To our knowledge, this is the first study of a Colombian school-age population comparing the components of the intestinal microbiome using amplicon-based sequencing of 16S rRNA genes and comparing individuals with and without Blastocystis colonization using molecular tests. The results suggest at least descriptively that there is a potential greater microbiome richness in those colonized by Blastocystis; therefore, the protozoan could be eventually considered beneficial or innocuous to intestinal health (at least in this studied population) [45, 47]. However, because statistical analysis did not find the results to be significant, further prospective studies are necessary to confirm this hypothesis. It is also evident that the presence of this protozoan is not related to dysbiosis at the intestinal level and that, on the contrary, its presence may be linked to a “normal” or “healthy” microbiota. The protozoan may fulfill a role within the ecology of the intestinal microbiota through its interaction with the other components. A potential relationship between the presence of this protozoan and a decrease in Bacteroides bacteria, as well as an increase in the relative abundance of Faecalibacterium, was identified including the high relative abundance of certain families, effects that may be associated with a healthy intestinal microbiota via the generation of an anti-inflammatory environment [42, 44, 48]. This study was descriptive and, therefore, no causal associations can be established. Future metagenomic studies, as well as longitudinal, prospective, and animal models’ studies, and also including the ST as variable, that facilitate the establishment of causality and association, are required to explain the relationships between this protozoan and changes in the intestinal microbiota and the physiological mechanisms involved. Similarly, a fundamental understanding of the relationships between this protozoan and the other components of the intestinal microbiota would require studies of the microbiome in its entirety, including the bacteriome, eukaryome and virome. Knowledge of the interactions among the microorganisms that make up this environment will help to reveal key functional information about the various physiological and pathogenic mechanisms involved in intestinal Blastocystis parasitism.

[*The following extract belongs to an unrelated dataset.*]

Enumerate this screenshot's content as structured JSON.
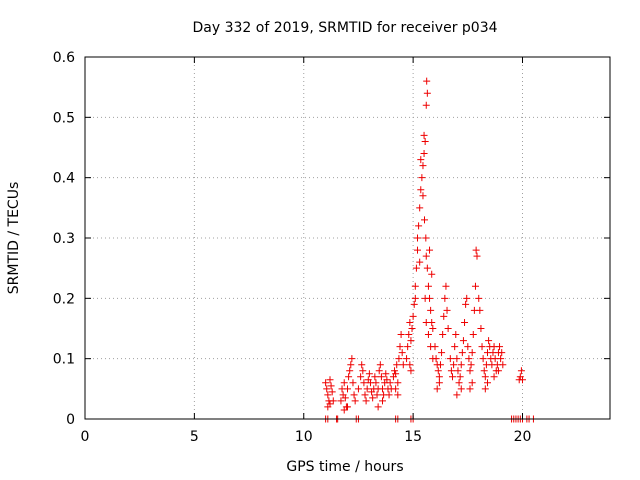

Additional file 1: Table S1. General statistics of amplicon-based sequencing data. Reads metrics from output sequence data (quality-approved, trimmed and filtered data) and mean number of preprocessed reads per index after the high-quality filtering approach.

Additional file 2: Figure S1. a Bar chart of relative abundance of phylum for Blastocystis-colonized, Giardia, co-infection by two species, and not colonized subjects. b Boxplots of observed OTUs richness and Shannon diversity indices for Blastocystis-colonized, Giardia, co-infection by two species, and non-colonized subjects. Statistical analyses were performed using the Kruskall-Wallis (KW) test to compare groups. Plotted are interquartile ranges (IQRs; boxes), medians (lines in the boxes), and the lowest and highest values within 1.5 times IQR from the first and third quartiles (whiskers above and below the boxes).